Here’s a hint: Amazon announced it has leased 335,000 square feet of existing office space in the Hudson Yards complex on the west side of Midtown Manhattan, enough for more than 1,500 employees. Jeff Bezos will have to pay for his own helipad, and Long Island City won’t be transformed beyond recognition.
AOC’s critics also decried the supposed message their rejection of Amazon sent to the wider business world — New York City was hostile to business in general.
Wrong again. That same Bloomberg article linked above states that Facebook announced that it was leasing more than 1.5 million square feet at Hudson Yards last month, while Google has kicked off a major expansion in Manhattan.
The lesson: Corporations don’t base these decisions on who promises to tax them the least. They make these decisions based on considerations like geography and the qualify of the work force, then romance politicians in the targeted cities to see how much they can get out of them.
Why do politicians play along? It’s not stupidity. Ask yourself this: What gives a politician better PR — a company coming to town of its own volition, or a company coming to town because said politician was so good at wooing it?
By allowing politicians to give away taxpayer money at their discretion, we are turning them into kingmakers.

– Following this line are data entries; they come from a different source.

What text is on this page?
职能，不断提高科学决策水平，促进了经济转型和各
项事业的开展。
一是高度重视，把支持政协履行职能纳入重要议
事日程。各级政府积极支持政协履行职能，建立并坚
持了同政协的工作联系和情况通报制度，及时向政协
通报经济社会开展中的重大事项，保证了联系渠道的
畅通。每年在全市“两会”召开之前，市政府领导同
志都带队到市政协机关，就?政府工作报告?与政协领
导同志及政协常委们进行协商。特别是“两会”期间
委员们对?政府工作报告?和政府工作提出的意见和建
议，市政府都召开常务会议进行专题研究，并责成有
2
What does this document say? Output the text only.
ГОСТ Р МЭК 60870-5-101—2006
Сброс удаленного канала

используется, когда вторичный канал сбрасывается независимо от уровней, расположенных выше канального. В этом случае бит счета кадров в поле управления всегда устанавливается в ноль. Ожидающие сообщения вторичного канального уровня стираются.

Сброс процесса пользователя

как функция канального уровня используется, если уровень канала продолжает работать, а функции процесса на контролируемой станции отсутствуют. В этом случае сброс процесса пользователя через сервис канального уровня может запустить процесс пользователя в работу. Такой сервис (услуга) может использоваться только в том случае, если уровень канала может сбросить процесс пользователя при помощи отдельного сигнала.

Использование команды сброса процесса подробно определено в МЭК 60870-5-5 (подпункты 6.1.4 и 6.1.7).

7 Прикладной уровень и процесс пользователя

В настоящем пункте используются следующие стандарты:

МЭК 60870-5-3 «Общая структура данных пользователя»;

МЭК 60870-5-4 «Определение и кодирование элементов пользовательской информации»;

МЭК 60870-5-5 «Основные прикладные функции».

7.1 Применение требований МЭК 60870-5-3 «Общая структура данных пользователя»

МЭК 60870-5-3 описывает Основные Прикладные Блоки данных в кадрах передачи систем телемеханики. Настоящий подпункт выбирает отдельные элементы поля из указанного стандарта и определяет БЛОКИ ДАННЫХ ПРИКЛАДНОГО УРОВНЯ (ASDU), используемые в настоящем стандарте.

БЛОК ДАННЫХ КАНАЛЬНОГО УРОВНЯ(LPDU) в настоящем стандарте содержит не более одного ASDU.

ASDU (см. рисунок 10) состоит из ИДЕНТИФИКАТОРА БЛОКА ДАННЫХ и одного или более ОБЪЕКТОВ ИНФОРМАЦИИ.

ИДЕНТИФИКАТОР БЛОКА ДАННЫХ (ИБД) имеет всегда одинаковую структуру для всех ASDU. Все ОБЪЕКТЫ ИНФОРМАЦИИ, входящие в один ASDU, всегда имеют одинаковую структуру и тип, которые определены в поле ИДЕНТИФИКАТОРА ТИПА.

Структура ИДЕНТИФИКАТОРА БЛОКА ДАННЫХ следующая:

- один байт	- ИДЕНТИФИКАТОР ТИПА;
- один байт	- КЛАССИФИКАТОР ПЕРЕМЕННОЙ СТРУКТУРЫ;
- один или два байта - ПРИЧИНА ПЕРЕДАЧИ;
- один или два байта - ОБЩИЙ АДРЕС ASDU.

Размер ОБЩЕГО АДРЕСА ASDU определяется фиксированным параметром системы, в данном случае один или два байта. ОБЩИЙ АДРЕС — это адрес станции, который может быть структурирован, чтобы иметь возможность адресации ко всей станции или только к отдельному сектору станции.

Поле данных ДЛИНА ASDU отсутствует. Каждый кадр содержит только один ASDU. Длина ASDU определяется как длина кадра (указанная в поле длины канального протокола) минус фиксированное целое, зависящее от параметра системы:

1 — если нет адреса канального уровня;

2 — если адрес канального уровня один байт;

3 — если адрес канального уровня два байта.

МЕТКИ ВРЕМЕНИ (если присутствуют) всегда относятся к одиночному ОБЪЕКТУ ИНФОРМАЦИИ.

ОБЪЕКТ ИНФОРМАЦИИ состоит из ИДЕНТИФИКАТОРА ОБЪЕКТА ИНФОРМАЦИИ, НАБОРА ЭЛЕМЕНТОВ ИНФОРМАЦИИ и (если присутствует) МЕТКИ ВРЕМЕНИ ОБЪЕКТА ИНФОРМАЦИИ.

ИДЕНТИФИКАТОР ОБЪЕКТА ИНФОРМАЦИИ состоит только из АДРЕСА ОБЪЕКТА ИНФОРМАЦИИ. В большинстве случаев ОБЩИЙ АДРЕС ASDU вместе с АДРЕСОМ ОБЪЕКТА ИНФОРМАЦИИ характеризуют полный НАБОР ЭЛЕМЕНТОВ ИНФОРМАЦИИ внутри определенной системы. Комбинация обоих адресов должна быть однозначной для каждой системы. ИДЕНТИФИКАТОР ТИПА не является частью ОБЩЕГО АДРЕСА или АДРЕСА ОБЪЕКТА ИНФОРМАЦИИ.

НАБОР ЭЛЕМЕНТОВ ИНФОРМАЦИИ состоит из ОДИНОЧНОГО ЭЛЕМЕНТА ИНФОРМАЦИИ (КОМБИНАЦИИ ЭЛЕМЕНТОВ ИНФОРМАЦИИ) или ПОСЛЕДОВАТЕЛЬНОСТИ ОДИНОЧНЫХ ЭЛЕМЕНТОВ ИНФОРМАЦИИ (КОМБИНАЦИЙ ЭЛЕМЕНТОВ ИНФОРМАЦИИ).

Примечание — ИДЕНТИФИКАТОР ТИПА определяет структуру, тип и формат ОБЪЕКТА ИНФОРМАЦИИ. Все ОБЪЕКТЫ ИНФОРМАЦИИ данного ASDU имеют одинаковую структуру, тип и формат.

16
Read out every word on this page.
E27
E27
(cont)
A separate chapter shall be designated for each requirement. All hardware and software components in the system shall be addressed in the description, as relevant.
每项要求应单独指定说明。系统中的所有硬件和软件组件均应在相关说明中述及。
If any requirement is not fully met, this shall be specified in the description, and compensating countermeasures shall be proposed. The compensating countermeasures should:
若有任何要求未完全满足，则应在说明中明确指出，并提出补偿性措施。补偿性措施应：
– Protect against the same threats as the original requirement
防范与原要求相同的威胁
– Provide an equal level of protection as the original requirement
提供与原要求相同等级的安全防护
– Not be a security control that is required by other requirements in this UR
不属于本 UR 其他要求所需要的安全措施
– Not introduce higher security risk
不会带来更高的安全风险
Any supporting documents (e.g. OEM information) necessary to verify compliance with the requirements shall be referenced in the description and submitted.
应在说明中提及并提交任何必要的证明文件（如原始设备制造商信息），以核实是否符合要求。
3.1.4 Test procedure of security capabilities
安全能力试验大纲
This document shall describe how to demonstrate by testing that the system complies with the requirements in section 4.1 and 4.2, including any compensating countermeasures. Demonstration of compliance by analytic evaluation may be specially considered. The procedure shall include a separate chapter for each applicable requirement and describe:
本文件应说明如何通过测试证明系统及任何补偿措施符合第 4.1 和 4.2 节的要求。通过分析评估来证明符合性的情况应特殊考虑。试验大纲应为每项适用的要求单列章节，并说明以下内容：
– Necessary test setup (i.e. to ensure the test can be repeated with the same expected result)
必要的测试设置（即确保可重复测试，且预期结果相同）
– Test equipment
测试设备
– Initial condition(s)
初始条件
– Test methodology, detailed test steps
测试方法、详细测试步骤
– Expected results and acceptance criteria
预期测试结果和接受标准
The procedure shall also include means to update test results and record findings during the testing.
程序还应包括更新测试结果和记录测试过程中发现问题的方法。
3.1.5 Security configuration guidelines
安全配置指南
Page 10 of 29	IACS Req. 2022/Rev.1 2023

There’s risk involved — Bloom and Fisker were Jack Markell’s undoing — but in normal economic times these misses, like faulty predictions, swirl down the memory hole.
It’s understandable that a backwater like downstate Delaware hands out such tax breaks — the geography of transportation has always hampered industrial development there, so lures are needed. But New York City is a desirable enough corporate destination that it shouldn’t prostitute itself to attract businesses that already have lots of compelling reasons to locate there.
In short, Alexandria Ocasio-Cortez and progressives were right and the corporate-humping wing of the party was wrong. Again.